Desde que el hombre prefirió abortar sus hábitos para dejarse seducir y conquistar por la nueva vanidad; por el egocentrismo, el narcisismo y la vida placereada. En ese mismo instante dejaba de transcender, debido a que se negaba a entregarse a una causa, a un ideal, o a un amor. El hombre ha perdido la categoría a la individualidad para construir la diferencia; distanciarse para no parecerse, poner límite para no contaminarse, o hacer espacio propio para mantener la identidad. El hombre de hoy es más adolescente que los adolescentes de ayer. Hoy busca del grupo, tiene necesidad de validación y tiene miedo a estar sin grupo. De ahí es su nivel de influencia, de agotamiento social, y de los hábitos para parecerse a sus iguales. Ese hombre nuevo, que desprecia lo viejo, pero que se niega a construir la nueva identidad social, la ideología, el paradigma, la utopía, o nuevos modelos de referencia. Ese hombre ha decidido que es mejor ser cómplice; hacer lo que hace resto, parecer a los otros que, al final, son sus iguales.
A ese hombre no le importa el rostro, ni la palabra, ni la referencia, debido a que sabe que hoy se maquilla el rostro, se lavan títulos y dinero; pero también, se compra el éxito, la fama, la percepción, se valida todo y se acepta el todo. El hombre no quiere, ni desea, poner distancia para construir la diferencia ética, ni moral, ni intelectual, ni humana.
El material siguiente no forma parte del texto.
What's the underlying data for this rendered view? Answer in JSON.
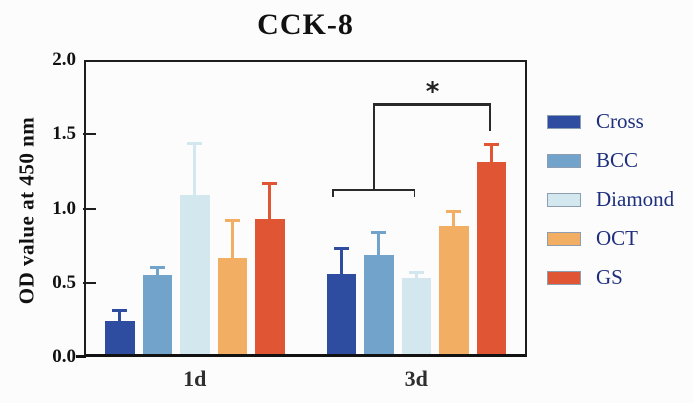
{
  "chart_data": {
    "type": "bar",
    "title": "CCK-8",
    "xlabel": "",
    "ylabel": "OD value at 450 nm",
    "ylim": [
      0,
      2.0
    ],
    "yticks": [
      "0.0",
      "0.5",
      "1.0",
      "1.5",
      "2.0"
    ],
    "grid": false,
    "legend_position": "right",
    "legend_text_color": "#1e2f7d",
    "frame_color": "#1d1d1d",
    "categories": [
      "1d",
      "3d"
    ],
    "series": [
      {
        "name": "Cross",
        "color": "#2f4da0",
        "values": [
          0.24,
          0.56
        ],
        "errors": [
          0.08,
          0.18
        ]
      },
      {
        "name": "BCC",
        "color": "#72a3ca",
        "values": [
          0.55,
          0.69
        ],
        "errors": [
          0.06,
          0.16
        ]
      },
      {
        "name": "Diamond",
        "color": "#d2e8ee",
        "values": [
          1.09,
          0.53
        ],
        "errors": [
          0.36,
          0.05
        ]
      },
      {
        "name": "OCT",
        "color": "#f2ae63",
        "values": [
          0.67,
          0.88
        ],
        "errors": [
          0.26,
          0.11
        ]
      },
      {
        "name": "GS",
        "color": "#e05634",
        "values": [
          0.93,
          1.31
        ],
        "errors": [
          0.25,
          0.13
        ]
      }
    ],
    "annotation": {
      "label": "*",
      "group": "3d",
      "span_series": [
        "Cross",
        "BCC",
        "Diamond"
      ],
      "target_series": "GS",
      "span_bracket_y": 1.13,
      "top_y": 1.71,
      "target_drop_y": 1.52
    }
  }
}
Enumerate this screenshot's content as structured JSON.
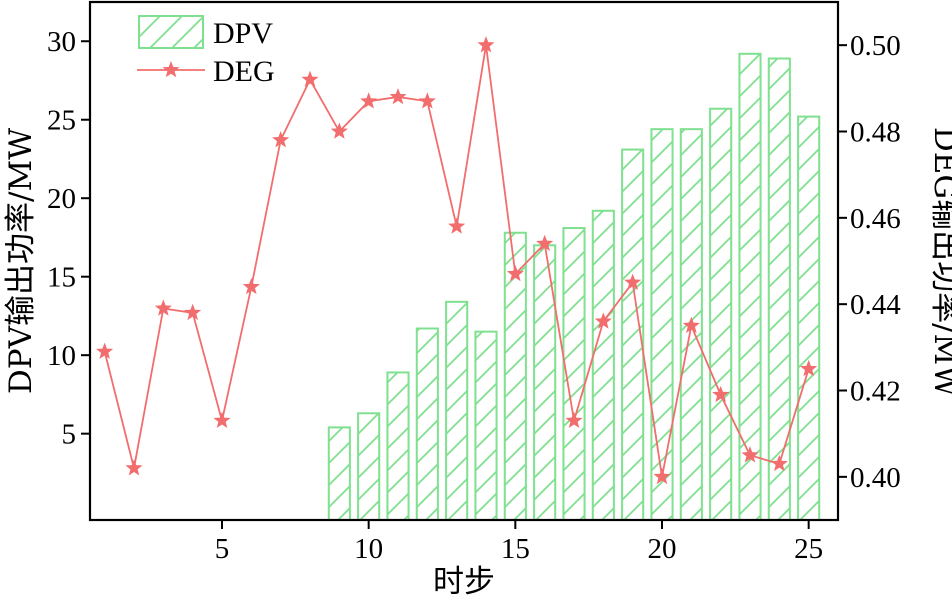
{
  "chart_data": {
    "type": "bar+line",
    "x_label": "时步",
    "y_left_label": "DPV输出功率/MW",
    "y_right_label": "DEG输出功率/MW",
    "x_range": [
      0.5,
      26
    ],
    "x_ticks": [
      5,
      10,
      15,
      20,
      25
    ],
    "y_left_range": [
      -0.5,
      32.5
    ],
    "y_left_ticks": [
      5,
      10,
      15,
      20,
      25,
      30
    ],
    "y_right_range": [
      0.39,
      0.51
    ],
    "y_right_ticks": [
      0.4,
      0.42,
      0.44,
      0.46,
      0.48,
      0.5
    ],
    "y_right_tick_labels": [
      "0.40",
      "0.42",
      "0.44",
      "0.46",
      "0.48",
      "0.50"
    ],
    "x": [
      1,
      2,
      3,
      4,
      5,
      6,
      7,
      8,
      9,
      10,
      11,
      12,
      13,
      14,
      15,
      16,
      17,
      18,
      19,
      20,
      21,
      22,
      23,
      24,
      25
    ],
    "series": [
      {
        "name": "DPV",
        "type": "bar",
        "axis": "left",
        "color": "#7fe08f",
        "pattern": "diagonal-hatch",
        "values": [
          0,
          0,
          0,
          0,
          0,
          0,
          0,
          0,
          5.4,
          6.3,
          8.9,
          11.7,
          13.4,
          11.5,
          17.8,
          17.0,
          18.1,
          19.2,
          23.1,
          24.4,
          24.4,
          25.7,
          29.2,
          28.9,
          25.2
        ]
      },
      {
        "name": "DEG",
        "type": "line",
        "axis": "right",
        "color": "#f26d6d",
        "marker": "star",
        "values": [
          0.429,
          0.402,
          0.439,
          0.438,
          0.413,
          0.444,
          0.478,
          0.492,
          0.48,
          0.487,
          0.488,
          0.487,
          0.458,
          0.5,
          0.447,
          0.454,
          0.413,
          0.436,
          0.445,
          0.4,
          0.435,
          0.419,
          0.405,
          0.403,
          0.425
        ]
      }
    ],
    "legend_position": "top-left",
    "grid": false
  }
}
Prefiere ser parte del consumo, de lo cotidiano, ser noticia, dar que hablar, estar en las redes sociales: Facebook, Twitter, Instagram, Hotmail, Gmail, Yahoo, etc. En fin, soñar, no importa si es negativo; total, hemos llegado a la sociedad de los iguales, al mundo del mercado, al tráfico de todo y a la negación de hacer lo correcto.
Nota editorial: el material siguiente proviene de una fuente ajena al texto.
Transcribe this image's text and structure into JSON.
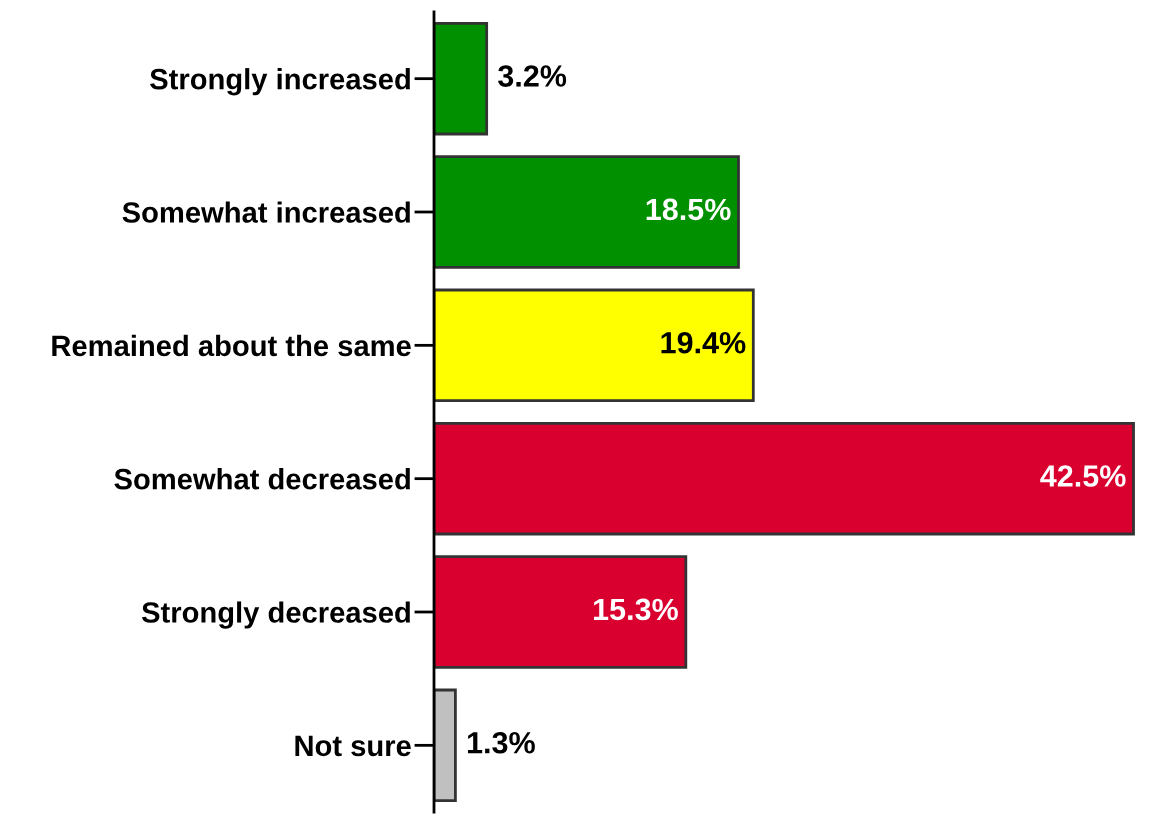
{
  "chart_data": {
    "type": "bar",
    "orientation": "horizontal",
    "categories": [
      "Strongly increased",
      "Somewhat increased",
      "Remained about the same",
      "Somewhat decreased",
      "Strongly decreased",
      "Not sure"
    ],
    "values": [
      3.2,
      18.5,
      19.4,
      42.5,
      15.3,
      1.3
    ],
    "colors": [
      "#009000",
      "#009000",
      "#ffff00",
      "#d90030",
      "#d90030",
      "#c0c0c0"
    ],
    "value_labels": [
      "3.2%",
      "18.5%",
      "19.4%",
      "42.5%",
      "15.3%",
      "1.3%"
    ],
    "tick_labels": "y"
  }
}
El hombre ha descubierto que, también, lo incorrecto se compra, se consume, se acepta, se valora y se limita y, para mal, se premia y se usa como modelo de referencia. La corrupción, se exporta, se vende, compra y trafica como parte de un mercado global. Literalmente es una patología que se ha convertido en una pandemia universal, que viaja por continente, que contamina a grupos grande y repercute en grupos pequeños; contagia rápido, se evita poco y, para calmo, no se hace nada para evitarla. ¿El hombre vivía con esta patología? ¿Es biológica, adquirida, aprendida, reforzada? ¿Es social la corrupción; es humana, existencial o genética? Nietzsche, buscando la respuesta a esa agonía del hombre del Siglo XIX dijo “Dios ha muerto”. Pero Steven Lukes, en su tratado del relativismo moral, habla del cierre de la mente moderna: “Como la educación superior le ha fallado a la estudiante”. Pero antes de todos, el poeta Víctor Hugo hablaba de la miseria humana, como expresión al daño individual y social La corrupción ha puesto a la democracia de rodillas; la gobierna, la dirige, la reproduce de forma universal, convirtiendo en una democracia genérica, liviana, insustancial y deshumanizada. Como psiquiatra la percibió como patológica, y los que la practican como enfermos conscientes, pero antisociales. Es difícil sin la patología de la personalidad entrar al crimen organizado, al tráfico de armas, de mujeres, drogas o al lavado de dinero y al robo público o privado.
La pandemia de la corrupción no es propia de los políticos, se ve en el deporte, en el arte, en los profesionales, en las universidades, en las religiones, etc. Lo peor de todo es cuando no hay consecuencia, ni existen riesgos, ni miedo; no hay límites, no existe la exclusión ni el rechazo, ni el desprecio moral por practicar la corrupción. El papa Francisco habla del nuevo hombre, que debe ser solidario, amar al prójimo, al planeta y a la democracia, para tener la equidad mundial. El hombre está enfermo y ha enfermado a la democracia.